Gli agenti sono stati supportati anche dalla preziosa unità cinofila

Pescara. Due persone tratte in arresto e un’altra denunciata a piede libero. È questo il bilancio di un’operazione svolta dalla polizia di Stato, impegnata in un’attività straordinaria di contrasto al traffico di stupefacenti disposta dal questore Francesco Misiti, che ha interessato in particolare le zone periferiche della città.

Il primo arresto in ordine di tempo, è quello di S.S, 27 anni di Pescara, con diversi precedenti alle spalle, il quale, proprio per un vecchio conto con la giustizia, si trovava in regime di detenzione domiciliare presso la sua abitazione in zona Colli.

La squadra Mobile di Pescara, che sospettava che il 27enne avesse messo su un giro di spaccio al dettaglio, rifornendo i consumatori direttamente presso la sua abitazione, il pomeriggio del 14 novembre, con l’ausilio di unità cinofila in forza all’U.P.G.S.P., ha perquisito l’appartamento del giovane, rinvenendo, nascosti tra i vestiti dell’armadio, otto involucri, contenenti quasi 10 grammi di cocaina, quattro dosi di marijuana per un peso di poco più di 2 grammi, una dose di hashish, un bilancino di precisione, materiale per il confezionamento e un foglio di carta su cui erano annotate cifre e nomi.

Oltre alla cocaina, in quegli stessi vestiti, avvolte in una bustina di plastica, erano occultati dieci proiettili per pistola, calibro 9X21 e due munizioni calibro 22.

S.S. è stato arrestato per la detenzione ai fini di spaccio della sostanza stupefacente e segnalato per la detenzione abusiva delle munizioni.

La mattina successiva, 15 novembre, le manette sono scattate ai polsi di D.A.P., pescarese di 51 anni, vecchia conoscenza delle forze dell’ordine in virtù dei suoi precedenti legati alla droga.

Questa volta gli uomini della sezione “antidroga” della squadra Mobile, che lo stavano pedinando, sospettando un suo coinvolgimento in un giro di stupefacenti, sono stati costretti a ingaggiare un inseguimento a forte velocità, poiché l’uomo, a bordo della sua Opel, invece che fermarsi all’ “alt polizia”, intimatogli dagli agenti, si è dato alla fuga lungo via Raiale, tentando senza successo di sbarazzarsi, lanciandolo dal finestrino, di un involucro che, finito su una siepe e recuperato dai poliziotti, si è scoperto contenere più di 50 grammi di eroina.

L’ immediata perquisizione dell’abitazione di D.A.P., a cui ha partecipato un cane antidroga in forza alla questura di Pescara, ha portato al sequestro di una bilancia professionale, di un coltello sporco della stessa sostanza stupefacente nonché, all’interno di un sacchetto termosaldato, di 4 pastiglie di colore bianco, che sono state sequestrate in quanto simili a un prodotto farmaceutico contenente “Buprenorfina”, sostanza considerata stupefacente secondo le “tabelle” allegate al D.P.R. 309/90 (tabella medicinali sez.
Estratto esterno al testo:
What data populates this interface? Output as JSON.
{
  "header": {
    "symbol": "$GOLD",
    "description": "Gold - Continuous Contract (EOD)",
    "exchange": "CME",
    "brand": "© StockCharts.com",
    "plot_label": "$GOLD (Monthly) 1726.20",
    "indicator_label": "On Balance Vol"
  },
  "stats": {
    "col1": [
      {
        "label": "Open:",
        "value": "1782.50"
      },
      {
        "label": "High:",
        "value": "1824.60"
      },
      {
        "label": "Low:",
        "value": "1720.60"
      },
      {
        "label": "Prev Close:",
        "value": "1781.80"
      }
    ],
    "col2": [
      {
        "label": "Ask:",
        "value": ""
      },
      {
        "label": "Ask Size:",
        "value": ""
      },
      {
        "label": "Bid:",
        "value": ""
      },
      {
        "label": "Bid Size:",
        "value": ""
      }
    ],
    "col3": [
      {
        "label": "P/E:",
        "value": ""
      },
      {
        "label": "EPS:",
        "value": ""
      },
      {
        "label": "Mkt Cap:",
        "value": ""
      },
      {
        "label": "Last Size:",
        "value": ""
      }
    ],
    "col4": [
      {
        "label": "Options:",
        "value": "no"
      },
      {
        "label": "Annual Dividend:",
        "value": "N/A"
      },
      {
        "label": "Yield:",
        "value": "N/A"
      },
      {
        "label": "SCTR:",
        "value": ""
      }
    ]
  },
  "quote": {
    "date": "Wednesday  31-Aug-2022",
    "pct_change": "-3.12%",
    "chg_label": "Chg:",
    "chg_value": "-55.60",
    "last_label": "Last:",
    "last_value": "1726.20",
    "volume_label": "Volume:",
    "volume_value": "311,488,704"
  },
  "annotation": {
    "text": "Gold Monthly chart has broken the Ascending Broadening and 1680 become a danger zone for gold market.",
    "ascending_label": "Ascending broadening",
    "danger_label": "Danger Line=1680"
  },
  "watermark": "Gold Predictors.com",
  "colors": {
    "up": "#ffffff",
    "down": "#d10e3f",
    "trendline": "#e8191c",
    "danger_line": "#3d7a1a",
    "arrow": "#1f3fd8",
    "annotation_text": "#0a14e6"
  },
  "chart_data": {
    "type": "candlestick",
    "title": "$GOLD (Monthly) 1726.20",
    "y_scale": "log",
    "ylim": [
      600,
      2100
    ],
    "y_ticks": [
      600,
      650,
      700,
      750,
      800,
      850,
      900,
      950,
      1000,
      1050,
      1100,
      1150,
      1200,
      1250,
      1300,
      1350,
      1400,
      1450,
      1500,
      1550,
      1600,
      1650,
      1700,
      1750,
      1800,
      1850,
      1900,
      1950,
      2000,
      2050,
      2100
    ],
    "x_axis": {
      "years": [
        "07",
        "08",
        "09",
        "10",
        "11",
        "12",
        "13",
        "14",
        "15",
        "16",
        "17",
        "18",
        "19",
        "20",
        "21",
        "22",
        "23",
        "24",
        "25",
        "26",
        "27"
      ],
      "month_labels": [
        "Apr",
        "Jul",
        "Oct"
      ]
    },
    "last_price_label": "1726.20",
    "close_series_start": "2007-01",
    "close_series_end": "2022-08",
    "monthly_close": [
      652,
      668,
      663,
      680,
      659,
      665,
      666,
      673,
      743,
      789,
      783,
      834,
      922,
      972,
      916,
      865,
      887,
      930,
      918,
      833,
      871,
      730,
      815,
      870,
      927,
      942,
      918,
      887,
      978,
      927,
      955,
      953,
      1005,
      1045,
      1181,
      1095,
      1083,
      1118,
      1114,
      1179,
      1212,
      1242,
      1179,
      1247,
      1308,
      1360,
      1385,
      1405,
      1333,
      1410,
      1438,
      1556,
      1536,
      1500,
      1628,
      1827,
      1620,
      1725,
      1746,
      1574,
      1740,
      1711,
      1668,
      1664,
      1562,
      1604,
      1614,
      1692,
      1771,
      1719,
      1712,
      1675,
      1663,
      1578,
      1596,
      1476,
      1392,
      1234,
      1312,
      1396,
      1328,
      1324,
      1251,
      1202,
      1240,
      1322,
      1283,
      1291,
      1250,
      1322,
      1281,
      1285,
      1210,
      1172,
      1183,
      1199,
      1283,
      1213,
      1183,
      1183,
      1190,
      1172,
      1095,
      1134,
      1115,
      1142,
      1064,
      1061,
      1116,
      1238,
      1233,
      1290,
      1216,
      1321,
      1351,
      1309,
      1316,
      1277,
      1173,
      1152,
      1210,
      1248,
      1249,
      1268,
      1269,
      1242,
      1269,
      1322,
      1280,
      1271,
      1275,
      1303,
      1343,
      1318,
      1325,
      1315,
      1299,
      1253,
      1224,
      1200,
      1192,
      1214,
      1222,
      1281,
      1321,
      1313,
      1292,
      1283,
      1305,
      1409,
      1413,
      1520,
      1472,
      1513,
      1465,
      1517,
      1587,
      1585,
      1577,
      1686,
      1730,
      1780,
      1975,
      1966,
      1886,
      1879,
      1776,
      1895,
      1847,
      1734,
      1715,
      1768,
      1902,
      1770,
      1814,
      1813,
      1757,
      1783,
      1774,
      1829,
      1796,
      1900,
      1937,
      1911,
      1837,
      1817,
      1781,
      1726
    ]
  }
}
A).

Il 51enne è stato arrestato per detenzione ai fini di spaccio e, su disposizione del sostituto procuratore Luca Sciarretta, associato presso la locale casa circondariale.
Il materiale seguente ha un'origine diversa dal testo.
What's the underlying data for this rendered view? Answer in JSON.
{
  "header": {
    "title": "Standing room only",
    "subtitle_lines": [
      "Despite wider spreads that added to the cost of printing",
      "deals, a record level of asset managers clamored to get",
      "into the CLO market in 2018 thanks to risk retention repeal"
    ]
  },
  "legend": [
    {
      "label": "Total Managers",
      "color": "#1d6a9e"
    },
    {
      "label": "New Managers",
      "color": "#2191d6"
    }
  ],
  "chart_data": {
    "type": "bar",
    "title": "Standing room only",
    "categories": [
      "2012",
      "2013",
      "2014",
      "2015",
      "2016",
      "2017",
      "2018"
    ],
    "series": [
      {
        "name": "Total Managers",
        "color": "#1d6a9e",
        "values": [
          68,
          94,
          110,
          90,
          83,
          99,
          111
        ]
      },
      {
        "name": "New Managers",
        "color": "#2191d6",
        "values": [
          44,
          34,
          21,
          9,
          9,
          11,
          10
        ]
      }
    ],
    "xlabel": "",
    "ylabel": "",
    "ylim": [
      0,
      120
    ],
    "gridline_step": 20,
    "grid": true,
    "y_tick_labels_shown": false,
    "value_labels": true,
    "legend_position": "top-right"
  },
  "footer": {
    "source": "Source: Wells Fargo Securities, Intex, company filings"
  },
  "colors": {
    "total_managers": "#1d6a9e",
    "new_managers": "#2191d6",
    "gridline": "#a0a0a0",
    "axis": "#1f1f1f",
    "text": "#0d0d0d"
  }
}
Infine, nel corso di ulteriore attività, i poliziotti dell’ antidroga hanno denunciato a piede libero D.V.R.M., 46enne originario di Chieti ma residente a Pescara, anch’egli con precedenti specifici per stupefacenti.

Gli agenti della squadra Mobile hanno perquisito l’abitazione dell’uomo, su cui avevano acquisito elementi circa il suo coinvolgimento in attività di spaccio, sequestrando quasi 10 grammi di droga, tra eroina e cocaina, occultata all’interno di un un gradino della scala interna dell’appartamento.